Citing roughly three dozen people with direct knowledge of the hefty hush payments made to Daniels and McDougal, the report states that Trump was involved in "nearly every step" of the nondisclosure agreements that the pair signed ahead of the 2016 presidential election.
Trump reportedly initially kicked up talks with his longtime friend David Pecker, the CEO and chairman of American Media Inc (AMI), which publishes the National Enquirer, in August of 2015 regarding how AMI could help him out while he was on the campaign trail.
The pair later came to the agreement that AMI would essentially engage in a "catch and kill" practice, where AMI via the National Enquirer would buy the rights to stories that painted Trump in negative light and just not publish them.

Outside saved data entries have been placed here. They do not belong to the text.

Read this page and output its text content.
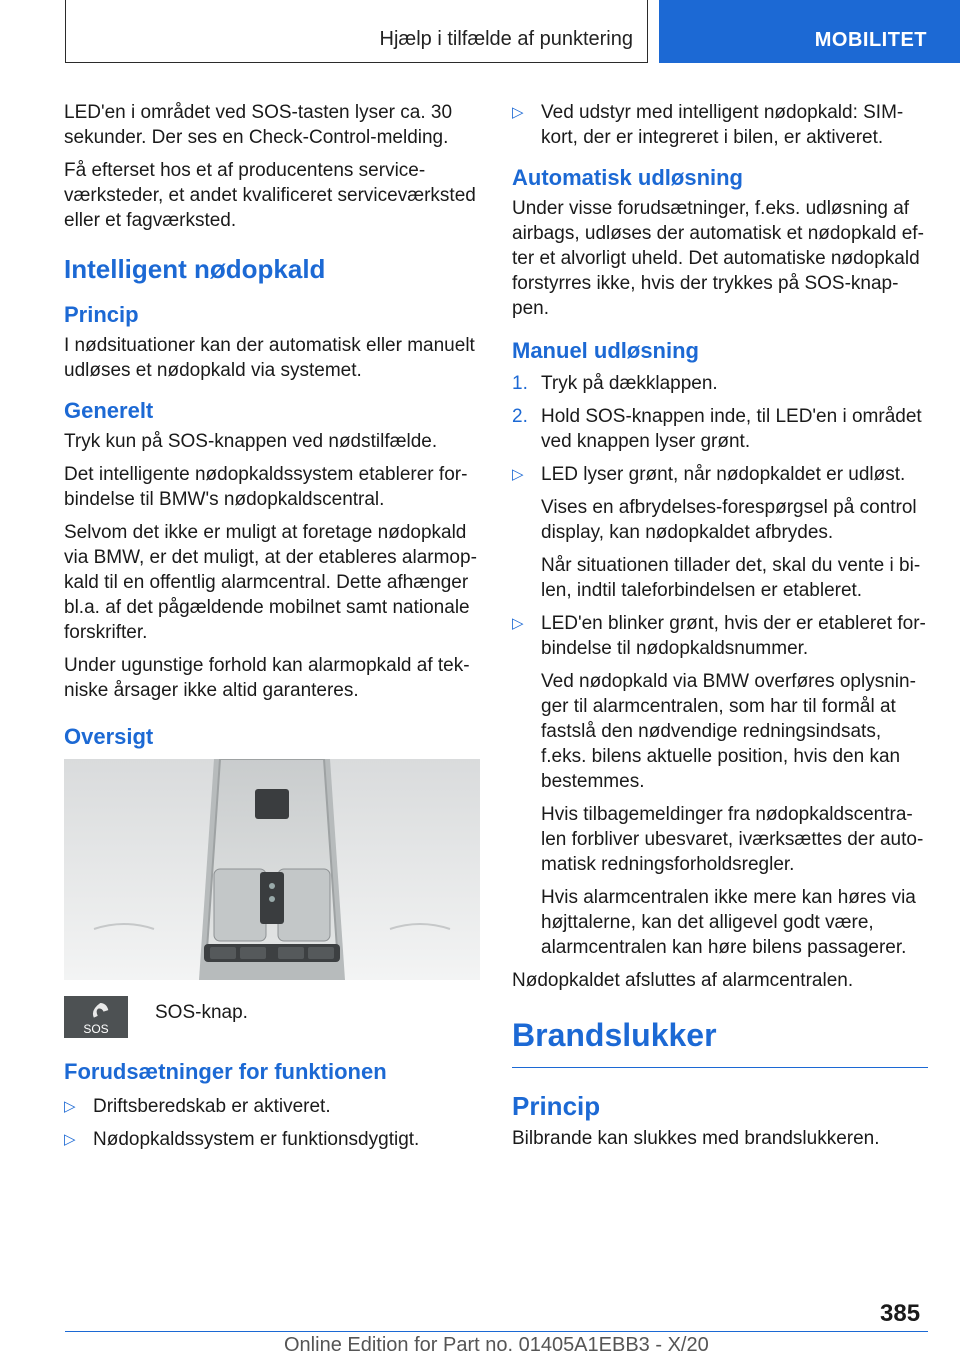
Hjælp i tilfælde af punktering	MOBILITET

LED'en i området ved SOS-tasten lyser ca. 30 sekunder. Der ses en Check-Control-melding.

Få efterset hos et af producentens serviceværksteder, et andet kvalificeret serviceværksted eller et fagværksted.

Intelligent nødopkald
Princip

I nødsituationer kan der automatisk eller manuelt udløses et nødopkald via systemet.

Generelt

Tryk kun på SOS-knappen ved nødstilfælde.

Det intelligente nødopkaldssystem etablerer forbindelse til BMW's nødopkaldscentral.

Selvom det ikke er muligt at foretage nødopkald via BMW, er det muligt, at der etableres alarmopkald til en offentlig alarmcentral. Dette afhænger bl.a. af det pågældende mobilnet samt nationale forskrifter.

Under ugunstige forhold kan alarmopkald af tekniske årsager ikke altid garanteres.

Oversigt
SOS
SOS-knap.
Forudsætninger for funktionen
▷ Driftsberedskab er aktiveret.
▷ Nødopkaldssystem er funktionsdygtigt.
▷ Ved udstyr med intelligent nødopkald: SIM-kort, der er integreret i bilen, er aktiveret.
Automatisk udløsning

Under visse forudsætninger, f.eks. udløsning af airbags, udløses der automatisk et nødopkald efter et alvorligt uheld. Det automatiske nødopkald forstyrres ikke, hvis der trykkes på SOS-knappen.

Manuel udløsning
1. Tryk på dækklappen.
2. Hold SOS-knappen inde, til LED'en i området ved knappen lyser grønt.
▷ LED lyser grønt, når nødopkaldet er udløst.

Vises en afbrydelses-forespørgsel på control display, kan nødopkaldet afbrydes.

Når situationen tillader det, skal du vente i bilen, indtil taleforbindelsen er etableret.

▷ LED'en blinker grønt, hvis der er etableret forbindelse til nødopkaldsnummer.

Ved nødopkald via BMW overføres oplysninger til alarmcentralen, som har til formål at fastslå den nødvendige redningsindsats, f.eks. bilens aktuelle position, hvis den kan bestemmes.

Hvis tilbagemeldinger fra nødopkaldscentralen forbliver ubesvaret, iværksættes der automatisk redningsforholdsregler.

Hvis alarmcentralen ikke mere kan høres via højttalerne, kan det alligevel godt være, alarmcentralen kan høre bilens passagerer.

Nødopkaldet afsluttes af alarmcentralen.

Brandslukker
Princip

Bilbrande kan slukkes med brandslukkeren.

385
Online Edition for Part no. 01405A1EBB3 - X/20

News of the practice was previously highlighted in a 2016 article by the Journal that discussed how AMI purchased the rights to McDougal's story in exchange for $150,000. The latest WSJ report indicates that it was Trump who reportedly reached out to Pecker after AMI had tipped off his former lawyer Michael Cohen about the McDougal story.
The Journal reported that prior to AMI forking the funds over to McDougal, Pecker took the initiative and met with an election law expert to cover his bases and make sure that he wasn't at risk of violating any campaign finance laws.
After the agreement between Trump and Pecker was set, Trump reportedly "directed deals in phone calls and meetings" with Cohen in order to coordinate the payments for both women. According to the Journal, Daniels was paid $130,000 by Cohen rather than Pecker/AMI because the CEO "didn't want his company to pay a porn star."
It's Trump's participation in the deals that raises the question of whether the then-candidate may have violated federal campaign finance laws, the Wall Street Journal reported.
Lawrence Noble, a former general counsel for the Federal Election Commission, told the Washington Post that in order to prove that campaign laws were violated, there needed to be evidence that the money was paid to protect the campaign; that it was in excess of the $2,700 contribution limits; that the funds came from prohibited source; that the contribution was not properly reported; and that the violation was committed knowingly and willfully.
Although Trump has repeatedly denied ever having knowledge relating to the hush payments, the Journal reported that the US Attorney's office in Manhattan, which previously prosecuted Cohen, presently has evidence of Trump's role in the payments.
"This further confirms what we have been saying and alleging for months," Michael Avenatti, Daniels' lawyer, wrote on Twitter in response to the WSJ article. "There can be no question now as to the validity of our allegations. I look forward to the apologies directed at my honest and heroic client Stormy Daniels."
"In light of the sworn testimony and evidence relating to the payment to my client and Trump's involvement (confirming our allegations), we are calling for the immediate indictment of the president. No one is above the law in the United States," Avenatti said in a follow-up tweet.
The latest development comes months after Cohen pleaded guilty to eight charges that included tax fraud and making false statements. At the time, Cohen added fuel to allegations that indicated Trump knew about the hush payments, testifying in court that the at the direction of "the candidate for federal office" he arranged payments "for principal purpose of influencing election."
McDougal was ultimately released from her nondisclosure agreement in April after she filed a lawsuit claiming that AMI misled her about the terms, CNBC reported. Daniels is still trying to break from her own NDA.